Yukarıda aktardığımız gerçeği bize anlatan yönetici, devamında bizim ne kadar misafirperver olduğumuzu, öteki ülkelerin bu tür durumlarda günlerce süren işlemler yaptığını söyledi. “Nasıl yani” diye sorduğumuzda şu karşılığı verdi:
“Örneğin Almanya, ülkesine gelen bir grup mülteciyi önce kampa almış. Günlerce kayıt, muayene, güvenlik soruşturması yapmış. Sonra onları ülkenin hangi bölgesine yerleştirebileceğini planlamış, 2 hafta sonra dağıtım yapmış...”
Bizimkinin beceriksizlik diye değerlendirdiği, aslında olması gereken... Hangi ülke topraklarına kim olduğunu bilmediği, amacını saptayamadığı, kayıt dışı gelen kişilere, hemen gir içeri istediğin ile yerleş der?
Yanıt hazır; Türkiye!
Herkese gel gir...
Sınırların kevgir...
Sonra da sor:
Canlı bombalar nereden girmiş olabilir?
Aslında soruyu ters sormak lazım:
Her yer müsait, acaba nereden girmemiş olabilir?

***

Suriye konusu pek çok nedenle bu hafta da gündemin üst sırasında olacak. Birinci neden;
Rusya’nın Suriye’deki durumu adeta kendi topraklarındaki bir sorunmuş gibi değerlendirmesi... İkincisi, Almanya Başbakanı Merkel’in pazar günü Türkiye’ye gelecek olması... Üçüncüsü, ABD’nin Suriye’de PYD’ye silah yardımı yapması...
Rusya’nın Suriye’de Esad’ı ayakta tutma mücadelesi AKP medyasında şöyle yorumlandı: “Rusya IŞİD’i Türkiye’ye sürecek!”
Bu yorum, kuzey-güney komşumuz Rusya’nın başımızı biraz ağrıtacağını gösteriyor.
Merkel’in Türkiye’ye şunu söylemesi büyük olasılık:
“Suriye’den gelenlere sınırlarınızı açmaya devam edin.

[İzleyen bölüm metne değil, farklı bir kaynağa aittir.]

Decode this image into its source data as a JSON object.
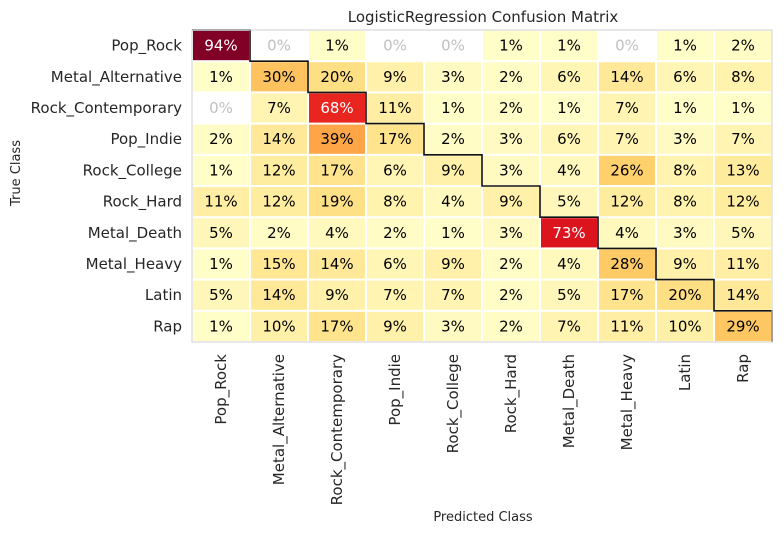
{
  "chart_data": {
    "type": "heatmap",
    "title": "LogisticRegression Confusion Matrix",
    "xlabel": "Predicted Class",
    "ylabel": "True Class",
    "classes": [
      "Pop_Rock",
      "Metal_Alternative",
      "Rock_Contemporary",
      "Pop_Indie",
      "Rock_College",
      "Rock_Hard",
      "Metal_Death",
      "Metal_Heavy",
      "Latin",
      "Rap"
    ],
    "value_format": "percent",
    "values": [
      [
        94,
        0,
        1,
        0,
        0,
        1,
        1,
        0,
        1,
        2
      ],
      [
        1,
        30,
        20,
        9,
        3,
        2,
        6,
        14,
        6,
        8
      ],
      [
        0,
        7,
        68,
        11,
        1,
        2,
        1,
        7,
        1,
        1
      ],
      [
        2,
        14,
        39,
        17,
        2,
        3,
        6,
        7,
        3,
        7
      ],
      [
        1,
        12,
        17,
        6,
        9,
        3,
        4,
        26,
        8,
        13
      ],
      [
        11,
        12,
        19,
        8,
        4,
        9,
        5,
        12,
        8,
        12
      ],
      [
        5,
        2,
        4,
        2,
        1,
        3,
        73,
        4,
        3,
        5
      ],
      [
        1,
        15,
        14,
        6,
        9,
        2,
        4,
        28,
        9,
        11
      ],
      [
        5,
        14,
        9,
        7,
        7,
        2,
        5,
        17,
        20,
        14
      ],
      [
        1,
        10,
        17,
        9,
        3,
        2,
        7,
        11,
        10,
        29
      ]
    ],
    "colormap": "YlOrRd",
    "zero_cell_color": "#ffffff",
    "zero_text_color": "#c0c0c0",
    "diagonal_outline": true,
    "grid": false
  }
}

Biz de kesenin ağzını açalım, size para verelim. Hepsi sizin topraklarınızda kalsın.”
Bu, “Doğu sınırlarınızı sonuna kadar açın, batı sınırlarınızı sımsıkı kapatın” anlamına gelir.
ABD’nin PYD’yi silahlandırmasına Türkiye karşı çıkıyor. “Bu yolla PKK güçlenir” diyor. Herkes biliyor ki, PKK Suriye’de PYD adını alıyor!
10 Ekim faciasının altına yukarıda sıraladığımız üç gündemi koyduğumuzda şunu söyleyebiliriz:
ABD, Rusya, AB üçgeninin ortasında kalan Türkiye, Suriye’de tampon bölge kurulmasını isterken, kendisi tümüyle tampon ülke haline geliyor!  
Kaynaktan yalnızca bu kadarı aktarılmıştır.